We exit the airport in Addis Ababa in the predawn hours, before the light is drawn taut over the landscape. Before guttering plumes of exhaust blanket the city in a carcinogenic cloud. Before the newness of Ethiopia can contrast itself with Kenya's familiarity. It's all technically new to me, but then again, I also mistakenly assumed that the neighboring countries would contain a lion's share of similarities in addition to a ragged border. Unsurprisingly, there are no lions, and unbeknownst to me at this murky morning hour, there are very few similarities, either.

It's too early for the russet dirt or the expansive greenery to saturate the landscape, too early to squint at the Amharic signage and attempt a guess at its meaning. We are renegades fleeing dawn, folded into the cloaked ambiguity of nighttime. Us, our driver, and the Muslim call to prayer. Tremulous and of indeterminate emotional resonance, we could hear it even in our hotel room. We fall asleep to it; awake to its mysterious provocations.

Then: The light of day. The vast and innumerable and intrusively abrupt differences. Arabic intonations still fluttering uneasily through the air. New construction on the horizon, concrete monoliths fortified by toothpickish scaffolding. Clouds containing an entire zoo's worth of denizens rollicking across the sky, purely blue as Pantone - blazing at a searing 5,500 degrees Kelvin.

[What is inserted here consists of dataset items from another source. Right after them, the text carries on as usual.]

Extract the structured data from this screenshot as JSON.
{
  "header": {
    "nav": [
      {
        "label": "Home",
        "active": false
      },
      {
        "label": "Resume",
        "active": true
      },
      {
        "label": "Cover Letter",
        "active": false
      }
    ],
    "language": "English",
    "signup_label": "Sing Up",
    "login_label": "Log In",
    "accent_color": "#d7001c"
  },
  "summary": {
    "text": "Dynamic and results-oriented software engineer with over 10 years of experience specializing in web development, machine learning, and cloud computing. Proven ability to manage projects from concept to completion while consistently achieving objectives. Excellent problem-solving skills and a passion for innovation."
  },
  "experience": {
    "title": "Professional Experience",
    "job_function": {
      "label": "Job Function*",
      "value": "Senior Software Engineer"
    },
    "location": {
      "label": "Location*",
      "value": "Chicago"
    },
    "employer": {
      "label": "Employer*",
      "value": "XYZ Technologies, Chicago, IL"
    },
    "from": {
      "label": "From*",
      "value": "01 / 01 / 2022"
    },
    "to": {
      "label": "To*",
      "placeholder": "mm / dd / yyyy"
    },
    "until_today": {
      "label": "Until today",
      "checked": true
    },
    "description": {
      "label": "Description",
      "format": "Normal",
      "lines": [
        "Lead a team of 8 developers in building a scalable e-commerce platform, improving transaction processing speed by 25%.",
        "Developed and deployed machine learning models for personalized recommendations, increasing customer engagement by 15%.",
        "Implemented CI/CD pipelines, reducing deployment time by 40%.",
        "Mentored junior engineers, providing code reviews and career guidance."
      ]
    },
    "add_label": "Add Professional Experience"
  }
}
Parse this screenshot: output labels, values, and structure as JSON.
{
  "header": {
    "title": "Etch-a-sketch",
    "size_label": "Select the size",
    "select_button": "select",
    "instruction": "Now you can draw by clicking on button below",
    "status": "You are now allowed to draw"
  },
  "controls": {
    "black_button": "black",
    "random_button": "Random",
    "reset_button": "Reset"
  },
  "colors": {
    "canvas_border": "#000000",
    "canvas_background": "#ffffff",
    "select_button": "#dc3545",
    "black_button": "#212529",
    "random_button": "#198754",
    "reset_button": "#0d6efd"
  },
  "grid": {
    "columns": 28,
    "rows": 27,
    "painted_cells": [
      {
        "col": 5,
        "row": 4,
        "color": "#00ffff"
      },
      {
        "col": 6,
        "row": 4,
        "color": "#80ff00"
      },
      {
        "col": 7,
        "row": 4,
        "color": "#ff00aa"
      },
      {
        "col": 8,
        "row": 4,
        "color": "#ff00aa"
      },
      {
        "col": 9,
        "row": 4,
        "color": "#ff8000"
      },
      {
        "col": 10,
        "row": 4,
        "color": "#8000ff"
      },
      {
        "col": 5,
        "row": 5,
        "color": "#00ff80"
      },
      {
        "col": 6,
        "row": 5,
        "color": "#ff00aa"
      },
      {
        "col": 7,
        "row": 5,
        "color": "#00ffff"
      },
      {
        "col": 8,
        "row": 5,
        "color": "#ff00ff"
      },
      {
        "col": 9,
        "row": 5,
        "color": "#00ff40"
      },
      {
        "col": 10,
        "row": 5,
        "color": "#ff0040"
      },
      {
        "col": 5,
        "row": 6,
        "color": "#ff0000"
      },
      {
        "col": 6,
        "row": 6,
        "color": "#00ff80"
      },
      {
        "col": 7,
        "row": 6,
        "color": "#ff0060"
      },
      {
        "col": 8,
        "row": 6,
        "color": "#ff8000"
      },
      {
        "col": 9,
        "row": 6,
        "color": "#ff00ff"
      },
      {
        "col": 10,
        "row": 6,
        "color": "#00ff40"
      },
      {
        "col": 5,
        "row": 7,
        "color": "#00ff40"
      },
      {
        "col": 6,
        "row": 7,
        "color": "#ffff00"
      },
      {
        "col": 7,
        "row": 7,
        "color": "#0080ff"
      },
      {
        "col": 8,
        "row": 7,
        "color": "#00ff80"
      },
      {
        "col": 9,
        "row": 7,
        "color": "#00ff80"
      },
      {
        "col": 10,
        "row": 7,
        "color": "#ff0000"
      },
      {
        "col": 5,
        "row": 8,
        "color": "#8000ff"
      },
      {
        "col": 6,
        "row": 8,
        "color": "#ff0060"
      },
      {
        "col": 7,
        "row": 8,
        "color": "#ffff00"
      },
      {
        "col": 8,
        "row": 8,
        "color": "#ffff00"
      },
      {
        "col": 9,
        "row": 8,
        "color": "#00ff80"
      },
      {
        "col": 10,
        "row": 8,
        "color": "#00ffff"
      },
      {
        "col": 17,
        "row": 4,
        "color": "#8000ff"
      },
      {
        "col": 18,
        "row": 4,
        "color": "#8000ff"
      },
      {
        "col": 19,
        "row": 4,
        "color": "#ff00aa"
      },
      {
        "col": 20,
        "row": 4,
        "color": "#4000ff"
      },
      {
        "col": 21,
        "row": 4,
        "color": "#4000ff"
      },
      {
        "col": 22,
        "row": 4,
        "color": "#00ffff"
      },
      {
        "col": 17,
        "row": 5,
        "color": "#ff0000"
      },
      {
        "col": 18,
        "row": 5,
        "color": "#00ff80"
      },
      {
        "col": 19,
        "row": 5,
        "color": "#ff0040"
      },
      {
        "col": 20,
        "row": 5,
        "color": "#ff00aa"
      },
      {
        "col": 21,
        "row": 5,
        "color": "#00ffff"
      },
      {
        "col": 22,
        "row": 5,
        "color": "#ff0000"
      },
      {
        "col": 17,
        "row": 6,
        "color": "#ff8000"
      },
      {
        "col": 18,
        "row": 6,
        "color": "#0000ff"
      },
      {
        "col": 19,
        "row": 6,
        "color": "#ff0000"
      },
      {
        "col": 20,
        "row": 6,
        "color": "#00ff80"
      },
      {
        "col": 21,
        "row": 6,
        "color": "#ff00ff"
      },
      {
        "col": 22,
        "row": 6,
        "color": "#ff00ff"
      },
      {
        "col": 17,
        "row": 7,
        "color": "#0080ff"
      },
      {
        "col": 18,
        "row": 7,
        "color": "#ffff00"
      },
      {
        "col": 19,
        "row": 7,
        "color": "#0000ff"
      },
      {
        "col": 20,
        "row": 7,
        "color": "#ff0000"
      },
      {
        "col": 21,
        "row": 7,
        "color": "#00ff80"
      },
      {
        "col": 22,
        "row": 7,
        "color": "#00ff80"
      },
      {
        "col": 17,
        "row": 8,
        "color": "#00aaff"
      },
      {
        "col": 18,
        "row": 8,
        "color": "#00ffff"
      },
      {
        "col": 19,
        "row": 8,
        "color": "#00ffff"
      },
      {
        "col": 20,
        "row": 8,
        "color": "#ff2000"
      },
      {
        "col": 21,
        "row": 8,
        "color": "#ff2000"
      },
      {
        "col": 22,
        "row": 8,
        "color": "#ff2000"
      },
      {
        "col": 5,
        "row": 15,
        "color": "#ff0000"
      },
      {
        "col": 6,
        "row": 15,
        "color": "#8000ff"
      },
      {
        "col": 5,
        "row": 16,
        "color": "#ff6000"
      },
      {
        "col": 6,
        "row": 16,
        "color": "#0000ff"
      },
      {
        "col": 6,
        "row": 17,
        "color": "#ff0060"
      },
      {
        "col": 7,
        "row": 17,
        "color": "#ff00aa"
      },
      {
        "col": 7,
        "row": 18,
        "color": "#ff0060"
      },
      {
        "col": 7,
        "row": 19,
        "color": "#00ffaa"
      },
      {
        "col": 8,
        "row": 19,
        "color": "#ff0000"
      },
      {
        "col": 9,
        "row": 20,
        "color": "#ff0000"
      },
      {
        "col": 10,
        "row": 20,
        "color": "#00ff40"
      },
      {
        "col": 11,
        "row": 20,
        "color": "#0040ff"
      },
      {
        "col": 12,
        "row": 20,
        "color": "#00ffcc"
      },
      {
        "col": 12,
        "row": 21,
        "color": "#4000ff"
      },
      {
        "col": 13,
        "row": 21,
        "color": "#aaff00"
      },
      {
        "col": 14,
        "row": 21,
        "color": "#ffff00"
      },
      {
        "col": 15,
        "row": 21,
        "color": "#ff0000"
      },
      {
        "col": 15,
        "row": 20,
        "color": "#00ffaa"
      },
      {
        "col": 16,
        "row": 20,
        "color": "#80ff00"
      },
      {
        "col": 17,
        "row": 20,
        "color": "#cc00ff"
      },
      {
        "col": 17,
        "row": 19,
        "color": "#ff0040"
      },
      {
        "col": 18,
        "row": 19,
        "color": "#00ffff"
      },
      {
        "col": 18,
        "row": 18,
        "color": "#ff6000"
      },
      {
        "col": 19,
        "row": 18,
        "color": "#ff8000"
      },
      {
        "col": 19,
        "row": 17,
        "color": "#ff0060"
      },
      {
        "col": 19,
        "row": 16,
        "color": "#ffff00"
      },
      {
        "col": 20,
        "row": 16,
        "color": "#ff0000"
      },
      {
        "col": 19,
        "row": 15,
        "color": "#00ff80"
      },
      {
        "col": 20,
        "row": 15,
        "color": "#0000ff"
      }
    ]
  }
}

Later: Forging rather effortlessly on an impeccable road (a haughty snub to Kenya's rattled asphalt graveyard), nodding at Pepsi's poltergeist every 50 feet. In Kenya, Coca-Cola has a stronghold and a seemingly Mafia-like presence but it's no wonder given that Coke Light (Diet Coke's sophisticated and worldly cousin) could make DC fiends weep with longing. We're back on the right side of the road, too, just as I'd gotten used to the left's charming thrills in Nairobi.

Ethiopians bear very little resemblance to Kenyans. While the structural peaks and valleys on the faces of the women I'd met in Kenya are broad and compulsively expressive, an Ethiopian face is one of measured, patrician features. Delicate brow bones and open foreheads. Mouths that seem hand-sculpted to speak in the florid, musical tones that Amharic and Arabic demand. Differences abounding in places I never thought to look.

The contrasts between the two countries remains one of the most riveting aspects of my time there.